Er ist für den Umschlag von bis zu 100.000 intermodalen Transporteinheiten (UTIs) pro Jahr ausgelegt und umfasst sechs Gleise, von denen drei 750 Meter lang sind, sowie drei Empfangs- und Abfertigungsgleise. Der Standort verfügt über Schienenanbindungen sowohl nach Madrid als auch nach Saragossa.

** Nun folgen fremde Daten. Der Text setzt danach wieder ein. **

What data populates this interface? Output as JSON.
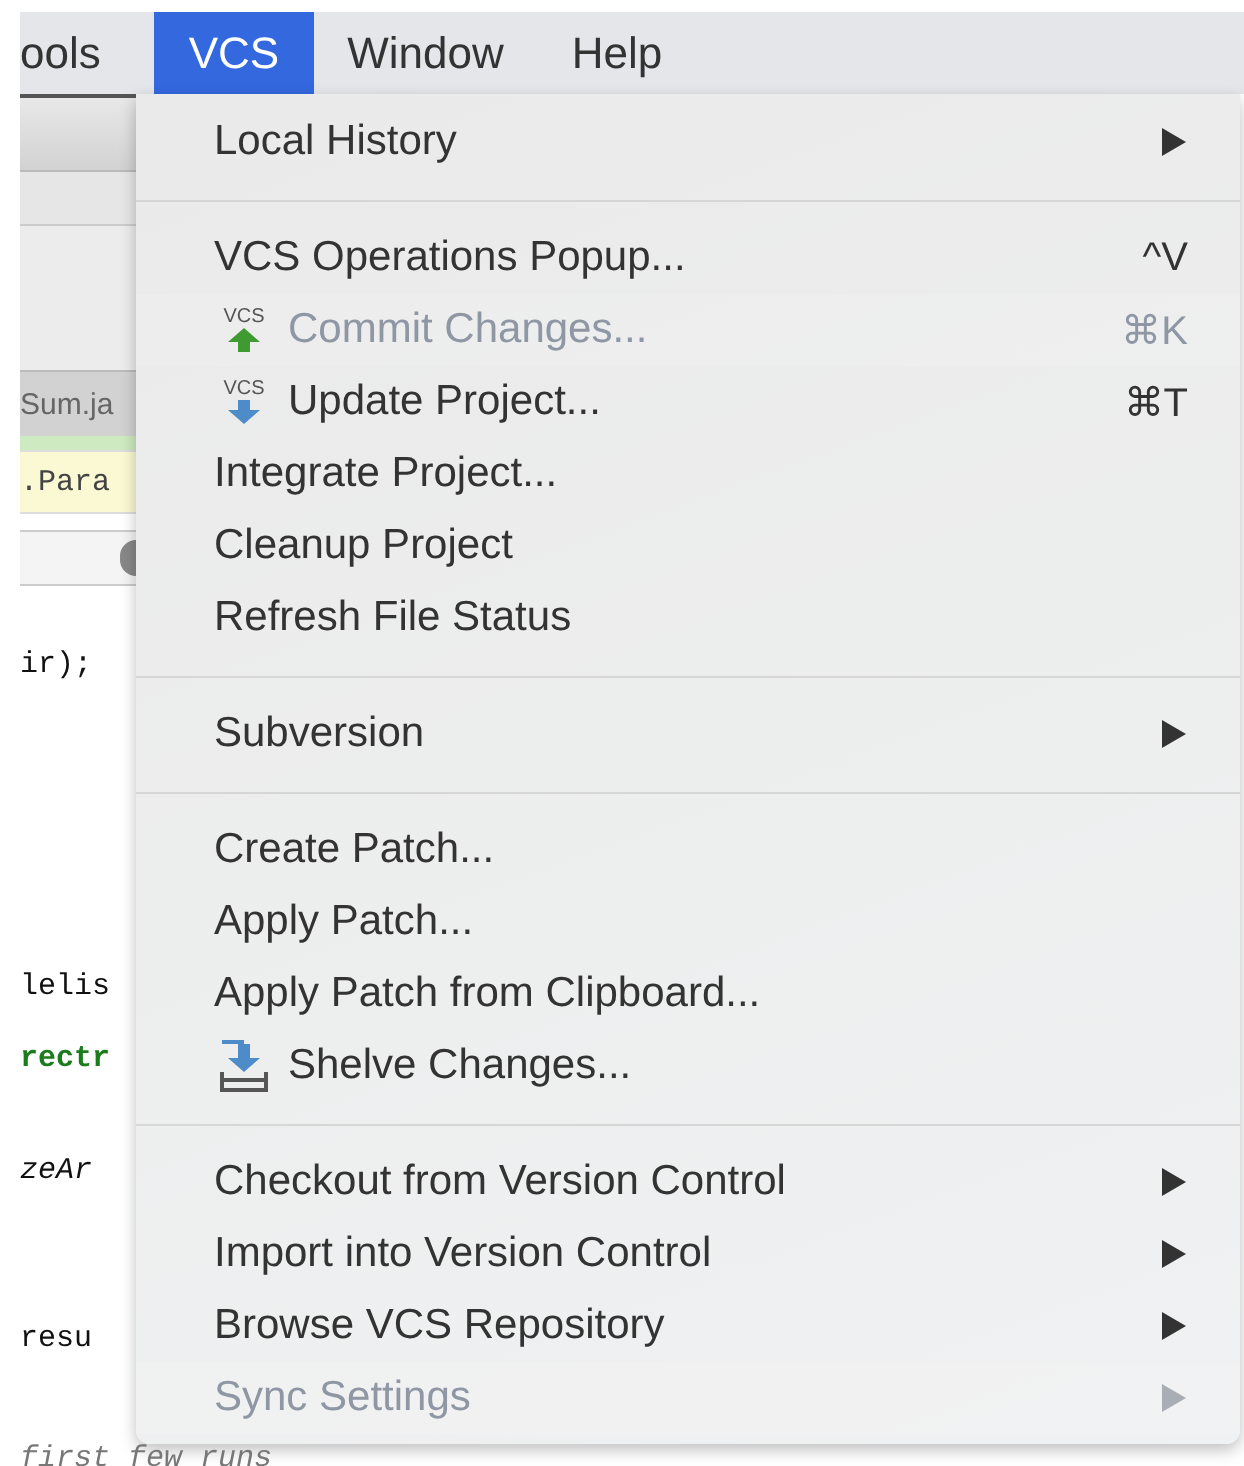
{
  "menubar": [
    {
      "label": "ools",
      "selected": false
    },
    {
      "label": "VCS",
      "selected": true
    },
    {
      "label": "Window",
      "selected": false
    },
    {
      "label": "Help",
      "selected": false
    }
  ],
  "background": {
    "tab": "Sum.ja",
    "breadcrumb": ".Para",
    "code_lines": [
      {
        "text": "ir);",
        "kind": "plain"
      },
      {
        "text": "lelis",
        "kind": "plain"
      },
      {
        "text": "rectr",
        "kind": "keyword"
      },
      {
        "text": "zeAr",
        "kind": "italic"
      },
      {
        "text": "resu",
        "kind": "plain"
      }
    ],
    "footer_line": "first few runs"
  },
  "menu": {
    "sections": [
      {
        "items": [
          {
            "label": "Local History",
            "submenu": true,
            "disabled": false,
            "kind": "plain"
          }
        ]
      },
      {
        "items": [
          {
            "label": "VCS Operations Popup...",
            "shortcut": "^V",
            "submenu": false,
            "disabled": false,
            "kind": "plain"
          },
          {
            "label": "Commit Changes...",
            "shortcut": "⌘K",
            "submenu": false,
            "disabled": true,
            "kind": "commit",
            "icon_text": "VCS"
          },
          {
            "label": "Update Project...",
            "shortcut": "⌘T",
            "submenu": false,
            "disabled": false,
            "kind": "update",
            "icon_text": "VCS"
          },
          {
            "label": "Integrate Project...",
            "submenu": false,
            "disabled": false,
            "kind": "plain"
          },
          {
            "label": "Cleanup Project",
            "submenu": false,
            "disabled": false,
            "kind": "plain"
          },
          {
            "label": "Refresh File Status",
            "submenu": false,
            "disabled": false,
            "kind": "plain"
          }
        ]
      },
      {
        "items": [
          {
            "label": "Subversion",
            "submenu": true,
            "disabled": false,
            "kind": "plain"
          }
        ]
      },
      {
        "items": [
          {
            "label": "Create Patch...",
            "submenu": false,
            "disabled": false,
            "kind": "plain"
          },
          {
            "label": "Apply Patch...",
            "submenu": false,
            "disabled": false,
            "kind": "plain"
          },
          {
            "label": "Apply Patch from Clipboard...",
            "submenu": false,
            "disabled": false,
            "kind": "plain"
          },
          {
            "label": "Shelve Changes...",
            "submenu": false,
            "disabled": false,
            "kind": "shelve"
          }
        ]
      },
      {
        "items": [
          {
            "label": "Checkout from Version Control",
            "submenu": true,
            "disabled": false,
            "kind": "plain"
          },
          {
            "label": "Import into Version Control",
            "submenu": true,
            "disabled": false,
            "kind": "plain"
          },
          {
            "label": "Browse VCS Repository",
            "submenu": true,
            "disabled": false,
            "kind": "plain"
          },
          {
            "label": "Sync Settings",
            "submenu": true,
            "disabled": true,
            "kind": "plain"
          }
        ]
      }
    ]
  }
}
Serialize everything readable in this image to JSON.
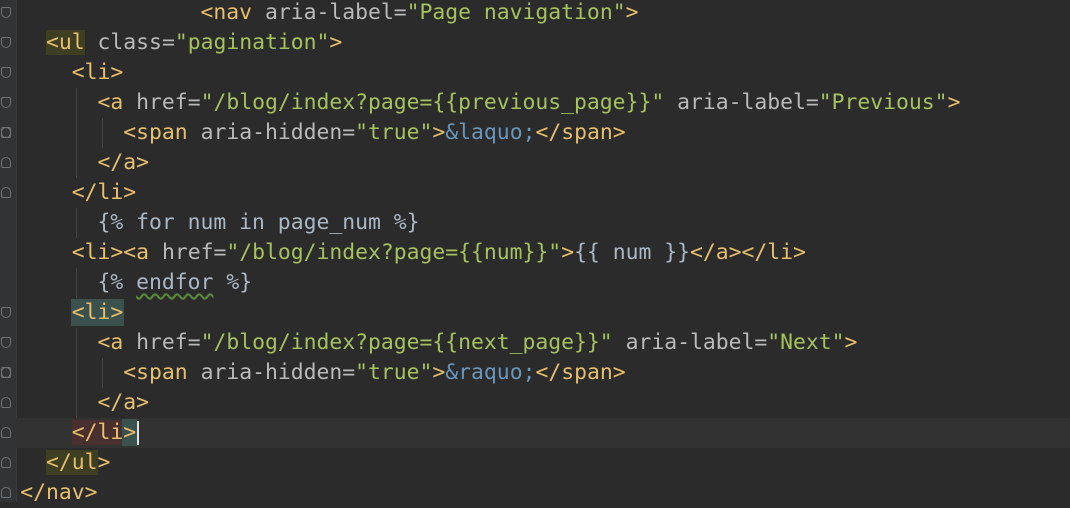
{
  "editor": {
    "lines": [
      "<nav aria-label=\"Page navigation\">",
      "<ul class=\"pagination\">",
      "<li>",
      "<a href=\"/blog/index?page={{previous_page}}\" aria-label=\"Previous\">",
      "<span aria-hidden=\"true\">&laquo;</span>",
      "</a>",
      "</li>",
      "{% for num in page_num %}",
      "<li><a href=\"/blog/index?page={{num}}\">{{ num }}</a></li>",
      "{% endfor %}",
      "<li>",
      "<a href=\"/blog/index?page={{next_page}}\" aria-label=\"Next\">",
      "<span aria-hidden=\"true\">&raquo;</span>",
      "</a>",
      "</li>",
      "</ul>",
      "</nav>"
    ],
    "colors": {
      "background": "#2b2b2b",
      "gutter": "#313335",
      "tag": "#e8bf6a",
      "attribute": "#bababa",
      "string": "#a5c25c",
      "entity": "#6897bb",
      "text": "#a9b7c6",
      "current_line": "#323232"
    },
    "icons": [
      "fold-open-icon",
      "fold-close-icon",
      "text-caret"
    ]
  }
}
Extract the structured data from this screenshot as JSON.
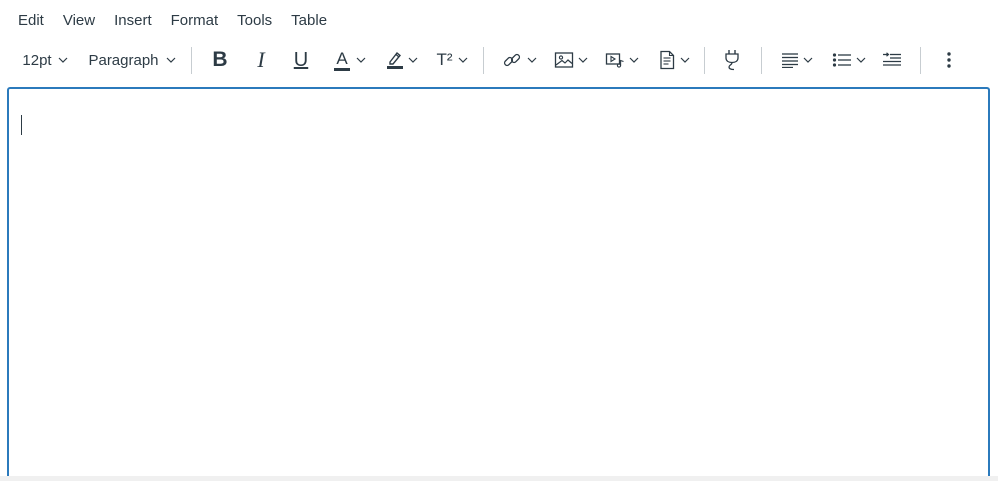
{
  "menubar": {
    "items": [
      "Edit",
      "View",
      "Insert",
      "Format",
      "Tools",
      "Table"
    ]
  },
  "toolbar": {
    "font_size": "12pt",
    "block_format": "Paragraph",
    "bold_label": "B",
    "italic_label": "I",
    "underline_label": "U",
    "text_color_label": "A",
    "superscript_label": "T²",
    "icons": {
      "font_size_dropdown": "chevron-down-icon",
      "block_dropdown": "chevron-down-icon",
      "link": "link-icon",
      "image": "image-icon",
      "media": "media-icon",
      "document": "document-icon",
      "apps": "plug-icon",
      "align": "align-left-icon",
      "list": "bullet-list-icon",
      "indent": "indent-icon",
      "more": "more-vertical-icon"
    }
  },
  "colors": {
    "accent_border": "#2b7abc",
    "text": "#2d3b45",
    "separator": "#c7cdd1"
  },
  "editor": {
    "content": ""
  }
}
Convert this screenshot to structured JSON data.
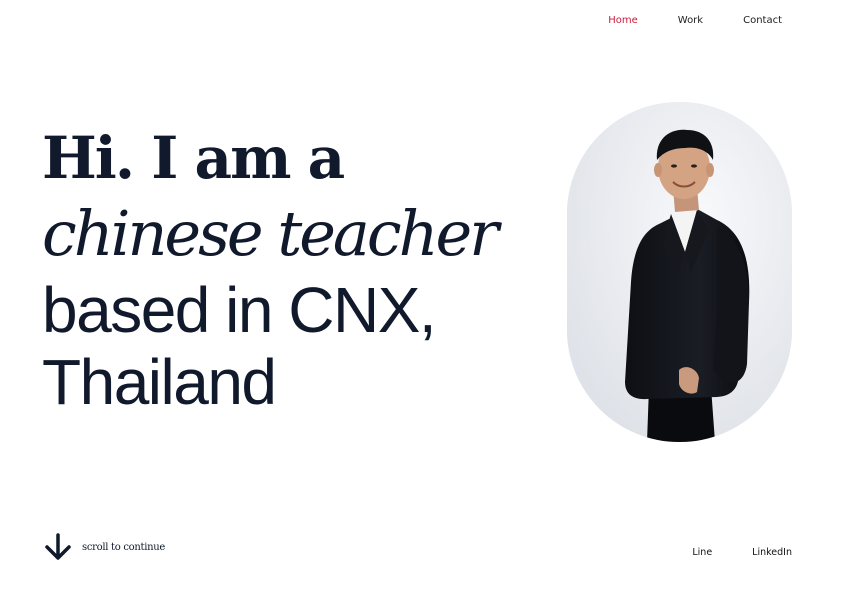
{
  "nav": {
    "home": "Home",
    "work": "Work",
    "contact": "Contact",
    "active_color": "#c81e3a"
  },
  "hero": {
    "line1": "Hi. I am a",
    "line2": "chinese teacher",
    "line3": "based in CNX,",
    "line4": "Thailand"
  },
  "portrait": {
    "icon": "person-portrait"
  },
  "scroll": {
    "icon": "arrow-down-icon",
    "label": "scroll to continue"
  },
  "social": {
    "line": "Line",
    "linkedin": "LinkedIn"
  },
  "colors": {
    "text": "#111a2c",
    "accent": "#c81e3a",
    "background": "#ffffff"
  }
}
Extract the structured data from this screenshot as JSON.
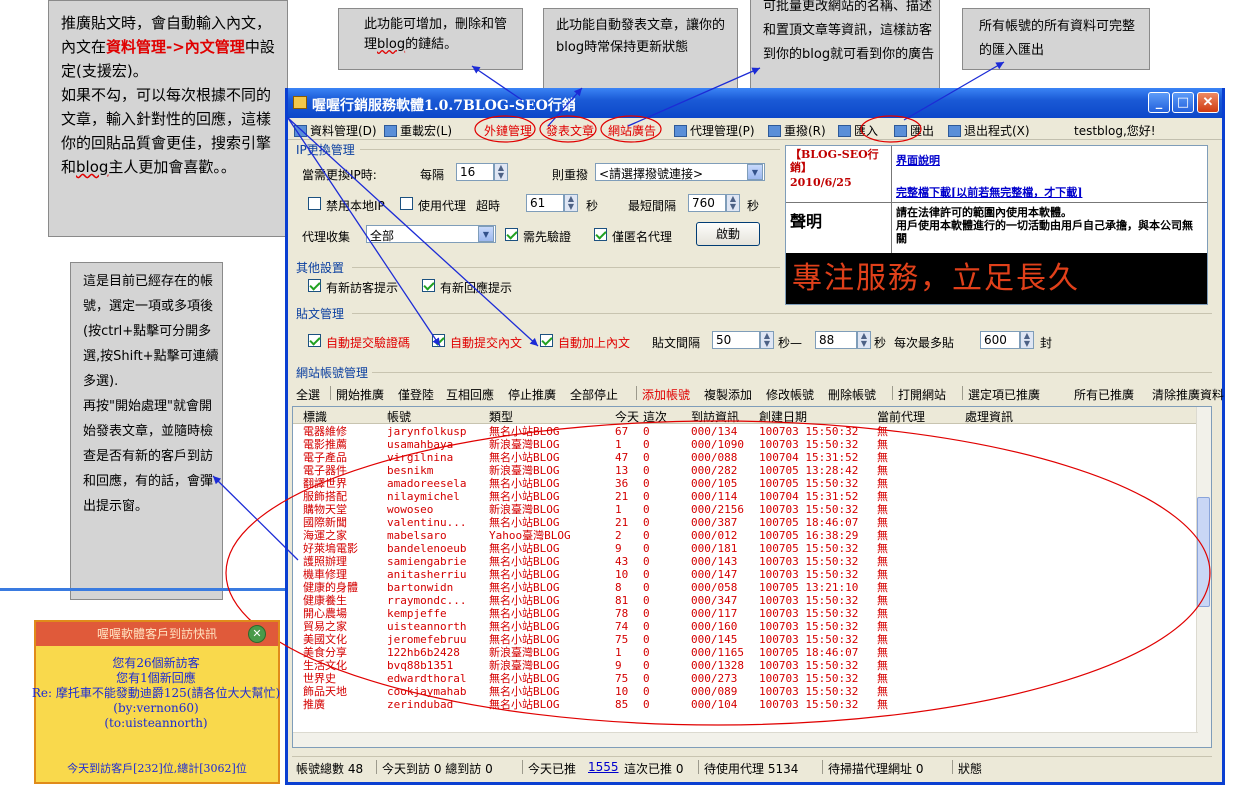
{
  "notes": {
    "n1_a": "推廣貼文時，會自動輸入內文，內文在",
    "n1_red1": "資料管理->內文管理",
    "n1_b": "中設定(支援宏)。\n如果不勾，可以每次根據不同的文章，輸入針對性的回應，這樣你的回貼品質會更佳，搜索引擎和",
    "n1_blog": "blog",
    "n1_c": "主人更加會喜歡。。",
    "n2_a": "此功能可增加，刪除和管理",
    "n2_blog": "blog",
    "n2_b": "的鏈結。",
    "n3": "此功能自動發表文章，讓你的blog時常保持更新狀態",
    "n4": "可批量更改網站的名稱、描述和置頂文章等資訊，這樣訪客到你的blog就可看到你的廣告",
    "n5": "所有帳號的所有資料可完整的匯入匯出",
    "n6": "這是目前已經存在的帳號，選定一項或多項後(按ctrl+點擊可分開多選,按Shift+點擊可連續多選).\n再按\"開始處理\"就會開始發表文章，並隨時檢查是否有新的客戶到訪和回應，有的話，會彈出提示窗。"
  },
  "window": {
    "title": "喔喔行銷服務軟體1.0.7BLOG-SEO行銷",
    "menu": [
      "資料管理(D)",
      "重載宏(L)",
      "外鏈管理",
      "發表文章",
      "網站廣告",
      "代理管理(P)",
      "重撥(R)",
      "匯入",
      "匯出",
      "退出程式(X)"
    ],
    "greeting": "testblog,您好!"
  },
  "ip_group": {
    "label": "IP更換管理",
    "needs_change": "當需更換IP時:",
    "every": "每隔",
    "every_value": "16",
    "redial": "則重撥",
    "redial_select": "<請選擇撥號連接>",
    "no_local_ip": "禁用本地IP",
    "use_proxy": "使用代理",
    "timeout": "超時",
    "timeout_value": "61",
    "seconds": "秒",
    "min_interval": "最短間隔",
    "min_interval_value": "760",
    "seconds2": "秒",
    "proxy_collect": "代理收集",
    "proxy_collect_value": "全部",
    "need_verify": "需先驗證",
    "anon_only": "僅匿名代理",
    "start_btn": "啟動"
  },
  "info": {
    "tag": "【BLOG-SEO行銷】",
    "date": "2010/6/25",
    "link1": "界面說明",
    "link2": "完整檔下載[以前若無完整檔，才下載]",
    "decl_label": "聲明",
    "decl_text": "請在法律許可的範圍內使用本軟體。\n用戶使用本軟體進行的一切活動由用戶自己承擔，與本公司無關",
    "slogan": "專注服務，立足長久"
  },
  "other_group": {
    "label": "其他設置",
    "new_visitor": "有新訪客提示",
    "new_reply": "有新回應提示"
  },
  "post_group": {
    "label": "貼文管理",
    "auto_captcha": "自動提交驗證碼",
    "auto_content": "自動提交內文",
    "auto_add": "自動加上內文",
    "interval": "貼文間隔",
    "interval_from": "50",
    "sec_to": "秒—",
    "interval_to": "88",
    "sec": "秒",
    "max_per": "每次最多貼",
    "max_value": "600",
    "unit": "封"
  },
  "account_group": {
    "label": "網站帳號管理",
    "toolbar": [
      "全選",
      "開始推廣",
      "僅登陸",
      "互相回應",
      "停止推廣",
      "全部停止",
      "添加帳號",
      "複製添加",
      "修改帳號",
      "刪除帳號",
      "打開網站",
      "選定項已推廣",
      "所有已推廣",
      "清除推廣資料"
    ],
    "columns": [
      "標識",
      "帳號",
      "類型",
      "今天",
      "這次",
      "到訪資訊",
      "創建日期",
      "當前代理",
      "處理資訊"
    ],
    "rows": [
      [
        "電器維修",
        "jarynfolkusp",
        "無名小站BLOG",
        "67",
        "0",
        "000/134",
        "100703 15:50:32",
        "無"
      ],
      [
        "電影推薦",
        "usamahbaya",
        "新浪臺灣BLOG",
        "1",
        "0",
        "000/1090",
        "100703 15:50:32",
        "無"
      ],
      [
        "電子產品",
        "virgilnina",
        "無名小站BLOG",
        "47",
        "0",
        "000/088",
        "100704 15:31:52",
        "無"
      ],
      [
        "電子器件",
        "besnikm",
        "新浪臺灣BLOG",
        "13",
        "0",
        "000/282",
        "100705 13:28:42",
        "無"
      ],
      [
        "翻譯世界",
        "amadoreesela",
        "無名小站BLOG",
        "36",
        "0",
        "000/105",
        "100705 15:50:32",
        "無"
      ],
      [
        "服飾搭配",
        "nilaymichel",
        "無名小站BLOG",
        "21",
        "0",
        "000/114",
        "100704 15:31:52",
        "無"
      ],
      [
        "購物天堂",
        "wowoseo",
        "新浪臺灣BLOG",
        "1",
        "0",
        "000/2156",
        "100703 15:50:32",
        "無"
      ],
      [
        "國際新聞",
        "valentinu...",
        "無名小站BLOG",
        "21",
        "0",
        "000/387",
        "100705 18:46:07",
        "無"
      ],
      [
        "海運之家",
        "mabelsaro",
        "Yahoo臺灣BLOG",
        "2",
        "0",
        "000/012",
        "100705 16:38:29",
        "無"
      ],
      [
        "好萊塢電影",
        "bandelenoeub",
        "無名小站BLOG",
        "9",
        "0",
        "000/181",
        "100705 15:50:32",
        "無"
      ],
      [
        "護照辦理",
        "samiengabrie",
        "無名小站BLOG",
        "43",
        "0",
        "000/143",
        "100703 15:50:32",
        "無"
      ],
      [
        "機車修理",
        "anitasherriu",
        "無名小站BLOG",
        "10",
        "0",
        "000/147",
        "100703 15:50:32",
        "無"
      ],
      [
        "健康的身體",
        "bartonwidn",
        "無名小站BLOG",
        "8",
        "0",
        "000/058",
        "100705 13:21:10",
        "無"
      ],
      [
        "健康養生",
        "rraymondc...",
        "無名小站BLOG",
        "81",
        "0",
        "000/347",
        "100703 15:50:32",
        "無"
      ],
      [
        "開心農場",
        "kempjeffe",
        "無名小站BLOG",
        "78",
        "0",
        "000/117",
        "100703 15:50:32",
        "無"
      ],
      [
        "貿易之家",
        "uisteannorth",
        "無名小站BLOG",
        "74",
        "0",
        "000/160",
        "100703 15:50:32",
        "無"
      ],
      [
        "美國文化",
        "jeromefebruu",
        "無名小站BLOG",
        "75",
        "0",
        "000/145",
        "100703 15:50:32",
        "無"
      ],
      [
        "美食分享",
        "122hb6b2428",
        "新浪臺灣BLOG",
        "1",
        "0",
        "000/1165",
        "100705 18:46:07",
        "無"
      ],
      [
        "生活文化",
        "bvq88b1351",
        "新浪臺灣BLOG",
        "9",
        "0",
        "000/1328",
        "100703 15:50:32",
        "無"
      ],
      [
        "世界史",
        "edwardthoral",
        "無名小站BLOG",
        "75",
        "0",
        "000/273",
        "100703 15:50:32",
        "無"
      ],
      [
        "飾品天地",
        "cookjaymahab",
        "無名小站BLOG",
        "10",
        "0",
        "000/089",
        "100703 15:50:32",
        "無"
      ],
      [
        "推廣",
        "zerindubad",
        "無名小站BLOG",
        "85",
        "0",
        "000/104",
        "100703 15:50:32",
        "無"
      ]
    ]
  },
  "status": {
    "total": "帳號總數 48",
    "today_visit": "今天到訪 0 總到訪 0",
    "today_pushed_label": "今天已推",
    "today_pushed_value": "1555",
    "this_pushed": "這次已推 0",
    "proxy_pending": "待使用代理 5134",
    "proxy_scan": "待掃描代理網址 0",
    "state": "狀態"
  },
  "popup": {
    "title": "喔喔軟體客戶到訪快訊",
    "body": "您有26個新訪客\n您有1個新回應\nRe: 摩托車不能發動迪爵125(請各位大大幫忙) (by:vernon60)\n(to:uisteannorth)",
    "footer": "今天到訪客戶[232]位,總計[3062]位"
  },
  "colors": {
    "accent_red": "#e00000",
    "title_blue": "#1a5ad6",
    "popup_yellow": "#f9d94c",
    "popup_header": "#e05a3a"
  }
}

Die Anbindung an die Normalspur soll im Jahr 2026 über den Mittelmeerkorridor bis zum Hafen von Tarragona reichen. Dank der Anbindung sowohl an die iberische Spurweite als auch an die Normalspur wird der Hafen als Knotenpunkt zwischen den Korridoren Henares, Ebro und Mittelmeer innerhalb des TEN-V-Netzes fungieren.
Die Fahrzeit auf der Bahnstrecke zwischen Guadalajara–Marchamalo und Tarragona wird auf sechs Stunden geschätzt. Die Verbindungsstrecke wird überwiegend für den Güterverkehr genutzt, wodurch die Anbindung an den Personenverkehr im Raum Madrid eingeschränkt ist.